The teasel represented in the foreground of the tapestry shown above may have been used to enhance the work’s allegorical theme. The Hunt of the Frail Stag is a symbolic representation of human frailty and vulnerability to vice. The teasel in the scene may symbolize the toil and tribulation brought into the world at the Fall of Man. (According to the book of Genesis, thistles and thorns did not exist in Eden, but came into being when God cursed the earth after Adam and Eve sinned.) Another fragment from the same series, currently on view at The Cloisters, shows Old Age driving the stag out of a lake. The hounds Heat, Grief, Cold, Anxiety, Age, and Heaviness pursue him and a large and very thorny rosebush is shown beneath the forelegs of the stag.
—Deirdre Larkin
Sources:
Anderson, Frank J, ed. “Herbals through 1500,” The Illustrated Bartsch, vol. 90. New York: Abaris, 1984.
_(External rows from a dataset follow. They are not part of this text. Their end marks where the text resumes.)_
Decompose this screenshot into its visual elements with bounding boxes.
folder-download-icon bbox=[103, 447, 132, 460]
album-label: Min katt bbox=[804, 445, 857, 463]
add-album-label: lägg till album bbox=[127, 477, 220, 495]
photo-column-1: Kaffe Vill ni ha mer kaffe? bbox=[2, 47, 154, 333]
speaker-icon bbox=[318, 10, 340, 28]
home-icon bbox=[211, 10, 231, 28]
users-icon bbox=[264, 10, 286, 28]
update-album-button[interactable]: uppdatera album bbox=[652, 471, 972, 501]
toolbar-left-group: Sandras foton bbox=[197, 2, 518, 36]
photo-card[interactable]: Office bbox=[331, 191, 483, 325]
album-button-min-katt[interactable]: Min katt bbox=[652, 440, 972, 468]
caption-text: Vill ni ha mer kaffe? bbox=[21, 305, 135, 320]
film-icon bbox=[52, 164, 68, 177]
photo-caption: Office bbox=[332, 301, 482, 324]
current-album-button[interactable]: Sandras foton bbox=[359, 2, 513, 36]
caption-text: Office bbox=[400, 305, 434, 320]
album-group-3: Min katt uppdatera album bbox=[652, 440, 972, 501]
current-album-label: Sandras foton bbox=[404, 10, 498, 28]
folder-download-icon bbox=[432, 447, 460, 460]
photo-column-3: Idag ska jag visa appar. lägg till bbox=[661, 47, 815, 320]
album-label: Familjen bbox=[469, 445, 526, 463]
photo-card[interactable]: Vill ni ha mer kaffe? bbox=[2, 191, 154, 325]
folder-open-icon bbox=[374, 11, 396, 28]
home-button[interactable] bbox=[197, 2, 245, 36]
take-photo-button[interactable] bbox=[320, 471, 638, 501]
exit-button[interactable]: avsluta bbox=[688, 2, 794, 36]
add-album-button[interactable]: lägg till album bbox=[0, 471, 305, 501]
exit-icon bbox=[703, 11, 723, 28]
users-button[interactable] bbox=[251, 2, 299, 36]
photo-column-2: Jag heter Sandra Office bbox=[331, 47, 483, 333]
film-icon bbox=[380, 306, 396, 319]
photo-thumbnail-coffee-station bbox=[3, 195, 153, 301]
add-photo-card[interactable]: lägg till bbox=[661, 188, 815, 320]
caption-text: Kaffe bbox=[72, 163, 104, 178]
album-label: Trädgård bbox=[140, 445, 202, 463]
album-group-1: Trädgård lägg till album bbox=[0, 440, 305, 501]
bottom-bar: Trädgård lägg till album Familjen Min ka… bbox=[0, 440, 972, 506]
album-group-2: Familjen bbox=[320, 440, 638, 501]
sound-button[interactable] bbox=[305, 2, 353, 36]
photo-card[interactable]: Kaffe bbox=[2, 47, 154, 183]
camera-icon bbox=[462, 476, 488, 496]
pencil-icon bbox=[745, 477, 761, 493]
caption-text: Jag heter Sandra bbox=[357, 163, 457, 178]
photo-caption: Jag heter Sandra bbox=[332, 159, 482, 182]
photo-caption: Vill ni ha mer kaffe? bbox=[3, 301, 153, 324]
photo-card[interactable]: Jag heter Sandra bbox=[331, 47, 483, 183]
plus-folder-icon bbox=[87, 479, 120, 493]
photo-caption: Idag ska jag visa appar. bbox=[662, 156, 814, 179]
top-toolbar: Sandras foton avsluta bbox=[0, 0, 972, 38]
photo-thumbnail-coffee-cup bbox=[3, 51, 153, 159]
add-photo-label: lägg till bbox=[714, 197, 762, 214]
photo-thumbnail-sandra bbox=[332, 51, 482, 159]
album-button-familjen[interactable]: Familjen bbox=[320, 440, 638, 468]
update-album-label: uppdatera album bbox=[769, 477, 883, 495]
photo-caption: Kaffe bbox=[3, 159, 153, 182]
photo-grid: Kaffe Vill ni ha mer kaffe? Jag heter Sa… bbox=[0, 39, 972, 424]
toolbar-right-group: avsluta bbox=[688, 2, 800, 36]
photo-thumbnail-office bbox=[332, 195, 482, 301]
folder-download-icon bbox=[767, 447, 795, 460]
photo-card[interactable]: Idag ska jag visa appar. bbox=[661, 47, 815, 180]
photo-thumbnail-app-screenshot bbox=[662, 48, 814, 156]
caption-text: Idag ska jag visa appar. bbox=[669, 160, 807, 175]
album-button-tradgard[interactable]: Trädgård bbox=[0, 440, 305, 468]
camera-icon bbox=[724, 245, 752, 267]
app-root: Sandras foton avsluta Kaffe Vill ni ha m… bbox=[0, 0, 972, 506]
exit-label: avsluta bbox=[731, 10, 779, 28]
Grieve, Maude. A Modern Herbal. 1931. Reprint: New York: Dover Publications, 1971.
Grigson, Geoffrey. The Englishman’s Flora. 1955. Reprint: London: J. M. Dent & Sons, 1987.
Gunther, Robert T., ed. The Greek Herbal of Dioscorides Translated by John Goodyer 1655. 1934. Reprint. New York: Hafner Publishing, 1968.
Tags: Dipsacus_fullonum, teasel




October 28, 2009 at 2:45 pm
thanks, Deirdre! your blog so inspires my writing! now i also know where those pesky thorns come from! also, i’m thinking burrs - yup, now i know where they came from too!! t
October 29, 2009 at 4:46 pm
Hi, Thea—I haven’t gotten around to discussing burrs yet, but we have grown burdock (Arctium lappa) in the medicinal bed in Bonnefont Garden in years past. Although a cultivated form of burdock known as ‘gobo’ is a traditional vegetable in Japan, and has now become popular in the United States, most Americans know burdock as a noxious weed. The Swiss inventor of Velcro was directly inspired by the burrs that clung to his pants after a walk.